E, invece, ecco che dai profili social della Lega – Salvini Premier arriva una chicca tipica di una pubblicazione senza controllo e verifica di quanto scritto.
E la card in cui si esulta per la presunta “accellerazione” (con due “elle”, quindi grammaticalmente sbagliato) per quel che riguarda il comparto trasporti nel nostro Paese, è diventata virale e oggetto di moltissima ironia.
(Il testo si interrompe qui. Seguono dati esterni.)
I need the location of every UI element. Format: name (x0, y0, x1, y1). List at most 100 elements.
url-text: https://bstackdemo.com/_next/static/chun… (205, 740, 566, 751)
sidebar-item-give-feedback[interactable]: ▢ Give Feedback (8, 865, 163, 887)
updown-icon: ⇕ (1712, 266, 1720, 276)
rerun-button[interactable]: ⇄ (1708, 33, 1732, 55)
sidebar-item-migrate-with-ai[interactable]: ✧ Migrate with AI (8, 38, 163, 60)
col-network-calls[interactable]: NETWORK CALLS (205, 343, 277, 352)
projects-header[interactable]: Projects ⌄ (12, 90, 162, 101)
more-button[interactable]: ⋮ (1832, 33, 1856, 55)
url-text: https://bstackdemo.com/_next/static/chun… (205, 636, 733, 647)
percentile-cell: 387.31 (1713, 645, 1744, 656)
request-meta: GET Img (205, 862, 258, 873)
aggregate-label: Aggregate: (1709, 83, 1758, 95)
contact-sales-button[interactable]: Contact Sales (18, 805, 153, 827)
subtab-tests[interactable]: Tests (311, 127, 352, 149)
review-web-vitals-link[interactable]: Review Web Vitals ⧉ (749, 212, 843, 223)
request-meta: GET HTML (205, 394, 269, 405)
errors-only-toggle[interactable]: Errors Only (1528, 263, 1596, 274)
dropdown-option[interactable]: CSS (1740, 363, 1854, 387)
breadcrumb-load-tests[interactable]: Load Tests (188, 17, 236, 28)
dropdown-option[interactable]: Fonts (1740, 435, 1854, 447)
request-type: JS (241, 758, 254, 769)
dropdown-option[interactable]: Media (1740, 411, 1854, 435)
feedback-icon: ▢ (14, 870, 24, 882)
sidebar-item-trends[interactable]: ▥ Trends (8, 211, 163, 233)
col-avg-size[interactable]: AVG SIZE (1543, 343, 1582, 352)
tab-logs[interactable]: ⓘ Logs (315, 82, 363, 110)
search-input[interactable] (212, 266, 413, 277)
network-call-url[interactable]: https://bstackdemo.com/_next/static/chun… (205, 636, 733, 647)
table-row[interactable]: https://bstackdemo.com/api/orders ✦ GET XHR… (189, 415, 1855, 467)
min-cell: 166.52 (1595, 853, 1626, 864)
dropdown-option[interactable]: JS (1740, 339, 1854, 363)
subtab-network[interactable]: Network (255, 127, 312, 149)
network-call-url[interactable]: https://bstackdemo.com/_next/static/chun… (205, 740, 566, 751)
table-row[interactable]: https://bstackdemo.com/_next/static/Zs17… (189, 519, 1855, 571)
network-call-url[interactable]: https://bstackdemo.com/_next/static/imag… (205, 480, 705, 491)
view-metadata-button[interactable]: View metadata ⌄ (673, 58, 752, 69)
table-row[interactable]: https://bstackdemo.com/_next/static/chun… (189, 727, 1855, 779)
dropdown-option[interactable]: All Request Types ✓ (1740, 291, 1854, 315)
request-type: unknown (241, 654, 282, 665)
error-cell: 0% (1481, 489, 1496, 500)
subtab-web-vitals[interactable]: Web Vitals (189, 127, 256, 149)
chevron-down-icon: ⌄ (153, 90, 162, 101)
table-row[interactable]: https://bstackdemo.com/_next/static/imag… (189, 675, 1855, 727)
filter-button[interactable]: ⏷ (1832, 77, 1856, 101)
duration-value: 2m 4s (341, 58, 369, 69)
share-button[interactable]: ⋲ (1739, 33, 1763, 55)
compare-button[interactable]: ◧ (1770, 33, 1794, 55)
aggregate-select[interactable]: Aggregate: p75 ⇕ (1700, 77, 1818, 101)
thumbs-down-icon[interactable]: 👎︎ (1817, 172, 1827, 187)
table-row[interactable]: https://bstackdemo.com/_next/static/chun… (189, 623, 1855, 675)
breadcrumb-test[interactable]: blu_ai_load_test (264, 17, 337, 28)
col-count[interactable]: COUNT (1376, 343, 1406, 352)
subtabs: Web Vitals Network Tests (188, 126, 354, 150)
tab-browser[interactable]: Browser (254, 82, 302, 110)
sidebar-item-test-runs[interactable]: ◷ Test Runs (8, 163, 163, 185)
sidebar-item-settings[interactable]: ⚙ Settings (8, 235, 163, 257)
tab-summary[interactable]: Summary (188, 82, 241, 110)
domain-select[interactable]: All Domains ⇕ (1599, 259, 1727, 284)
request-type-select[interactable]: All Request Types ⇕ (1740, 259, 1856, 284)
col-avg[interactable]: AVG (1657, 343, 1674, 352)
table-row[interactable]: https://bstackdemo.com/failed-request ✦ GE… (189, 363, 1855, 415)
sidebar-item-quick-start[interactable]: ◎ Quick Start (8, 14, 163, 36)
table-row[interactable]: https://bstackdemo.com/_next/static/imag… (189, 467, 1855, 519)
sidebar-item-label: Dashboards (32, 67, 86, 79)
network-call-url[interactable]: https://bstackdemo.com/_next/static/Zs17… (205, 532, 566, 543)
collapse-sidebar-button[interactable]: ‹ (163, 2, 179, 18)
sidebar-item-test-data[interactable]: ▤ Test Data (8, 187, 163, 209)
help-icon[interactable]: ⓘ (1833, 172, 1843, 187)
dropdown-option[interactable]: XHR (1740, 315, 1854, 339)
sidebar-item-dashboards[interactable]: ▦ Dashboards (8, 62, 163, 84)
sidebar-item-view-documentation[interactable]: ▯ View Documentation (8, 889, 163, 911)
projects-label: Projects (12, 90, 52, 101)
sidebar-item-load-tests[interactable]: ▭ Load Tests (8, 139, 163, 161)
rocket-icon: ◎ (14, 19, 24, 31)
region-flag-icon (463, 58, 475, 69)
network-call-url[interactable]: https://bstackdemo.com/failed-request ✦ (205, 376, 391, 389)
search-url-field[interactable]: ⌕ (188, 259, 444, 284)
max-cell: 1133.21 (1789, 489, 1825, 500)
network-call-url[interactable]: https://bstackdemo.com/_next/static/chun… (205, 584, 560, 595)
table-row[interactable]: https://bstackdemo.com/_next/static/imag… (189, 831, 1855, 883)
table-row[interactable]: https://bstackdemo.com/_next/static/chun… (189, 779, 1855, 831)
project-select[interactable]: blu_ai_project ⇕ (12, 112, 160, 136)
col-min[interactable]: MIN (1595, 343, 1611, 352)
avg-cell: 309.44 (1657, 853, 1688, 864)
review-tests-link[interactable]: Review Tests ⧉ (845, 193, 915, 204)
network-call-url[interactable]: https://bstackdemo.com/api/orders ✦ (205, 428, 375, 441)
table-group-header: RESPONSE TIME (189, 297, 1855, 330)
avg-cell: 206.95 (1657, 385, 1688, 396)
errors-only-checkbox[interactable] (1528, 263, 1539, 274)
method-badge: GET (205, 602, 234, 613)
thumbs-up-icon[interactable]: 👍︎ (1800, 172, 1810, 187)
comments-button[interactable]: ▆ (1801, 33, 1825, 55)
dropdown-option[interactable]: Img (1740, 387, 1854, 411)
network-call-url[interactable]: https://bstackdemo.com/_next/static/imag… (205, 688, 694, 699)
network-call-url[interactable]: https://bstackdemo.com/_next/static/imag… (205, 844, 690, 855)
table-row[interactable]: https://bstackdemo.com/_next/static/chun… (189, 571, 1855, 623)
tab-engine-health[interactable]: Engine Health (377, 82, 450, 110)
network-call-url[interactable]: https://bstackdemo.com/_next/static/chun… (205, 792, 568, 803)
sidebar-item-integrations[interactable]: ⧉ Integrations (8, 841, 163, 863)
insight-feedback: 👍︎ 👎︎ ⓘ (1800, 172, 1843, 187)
La card social con l’errore grammaticale è ancora online, nonostante siano trascorse moltissime ore dalla sua pubblicazione, ma ora dopo le segnalazioni di moltissimi utenti – alcuni con fare critico, altri per puro dileggio di fronte all’errore marchiano – che hanno tenuto a ricordare che il termine “accellerazione” con le due “elle” non esista all’interno del vocabolario della lingua italiana, la Lega ha pubblicato un nuovo tweet (qui il link) con “accelerazione” scritto nella forma grammaticale corretta.
In molti hanno voluto sottolineare un aspetto fondamentale: anni e anni a parla di “Prima gli italiani” per poi cadere in un errore grammaticale. D’altronde, per conquistare l’elettorato è meglio gridare slogan sintetici e fascinosi. Poi non importa se il contenuto sia del tutto sbagliato. Anche grammaticalmente.